Ruti Sela and Maayan Amir
Alvin Balkind Gallery
For their first solo exhibition in Canada, the CAG presents Beyond Guilt — The Trilogy (2003–2005) a collaborative video series by Israeli artists Ruti Sela and Maayan Amir. Its currency rests in its daring and mischievous blend of sex and politics and its jumbling of subject and author.
The trilogy begins with Beyond Guilt #1 shot in the bathrooms of night clubs in Tel Aviv where the artists record themselves negotiating sexual encounters. They are the instigators off camera, but we also see them pictured, at times agreeing to hand over the filming completely. Sela and Amir seem open to, and comfortable with, performing any of the sexual propositions presented to them, frequently upping the ante. They are provocateurs as well as ready and willing participants.
The work while potentially titillating, turns at a point, where sexual evocations give way to other social and political topics. In Beyond Guilt #2, through an online chat room, the artists invited men to a hotel room where discussions of sexual preferences lead to talk of experiences in the army and the Israeli-Palestinian conflict. The men appear relaxed in speech and pose; some are naked or partially clothed and while the conversation always starts with sex, it repeatedly turns to military concerns. One visitor, while holding metal handcuffs relates his position as sergeant as being perfectly suited to his sexually dominant role play. But even under these charged circumstances what is remarkable is the overall tone of ordinariness.

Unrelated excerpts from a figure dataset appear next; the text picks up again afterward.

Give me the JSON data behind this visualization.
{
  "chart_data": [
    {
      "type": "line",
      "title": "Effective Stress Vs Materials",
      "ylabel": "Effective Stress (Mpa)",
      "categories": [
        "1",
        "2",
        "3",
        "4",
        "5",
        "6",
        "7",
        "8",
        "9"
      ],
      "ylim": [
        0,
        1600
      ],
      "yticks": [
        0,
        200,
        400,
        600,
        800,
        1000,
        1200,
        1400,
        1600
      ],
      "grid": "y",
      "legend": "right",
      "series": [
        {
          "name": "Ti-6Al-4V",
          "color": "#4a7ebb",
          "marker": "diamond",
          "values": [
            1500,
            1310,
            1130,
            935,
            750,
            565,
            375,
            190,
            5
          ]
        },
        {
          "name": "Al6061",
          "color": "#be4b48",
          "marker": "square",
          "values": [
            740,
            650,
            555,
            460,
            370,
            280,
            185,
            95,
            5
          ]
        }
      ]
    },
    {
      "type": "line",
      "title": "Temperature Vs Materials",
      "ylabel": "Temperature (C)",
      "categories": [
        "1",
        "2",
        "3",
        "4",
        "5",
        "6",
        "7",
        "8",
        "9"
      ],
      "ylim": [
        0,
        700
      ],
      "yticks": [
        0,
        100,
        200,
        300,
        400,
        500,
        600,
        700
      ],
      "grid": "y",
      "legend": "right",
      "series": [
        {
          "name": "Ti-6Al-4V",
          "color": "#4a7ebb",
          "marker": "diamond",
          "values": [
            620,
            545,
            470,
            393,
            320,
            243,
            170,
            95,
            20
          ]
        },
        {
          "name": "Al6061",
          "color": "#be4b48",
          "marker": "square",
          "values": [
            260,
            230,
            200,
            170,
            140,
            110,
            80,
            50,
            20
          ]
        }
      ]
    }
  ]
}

This mundane quality runs through the series, but is most evident in the final video for which they invited a sex worker to a hotel room, gave her their camera and asked her to document their meeting. The piece is intimate as the three women develop an understanding of each other outside of the expected financial transaction. It ends with all three lying on a bed looking listlessly into the camera or at each other.
Beyond Guilt — The Trilogy is at times difficult to watch. The artists create risky scenarios by negotiating sex in public places and inviting strangers into their hotel room. Yet, Sela and Amir have managed to anaesthetize situations that are out of the ordinary, filled with unknowns and potential risk. They capture a banality within the sensation of these sexual encounters, neutering much of the provocation. The conflation of sex and war isn’t what one would expect — a depiction of spectacle and drama. It is of the everyday and seems to represent a possible tactic for coping with life in Tel Aviv. In a nation continually at war, surrounded by violence, this seems most viable.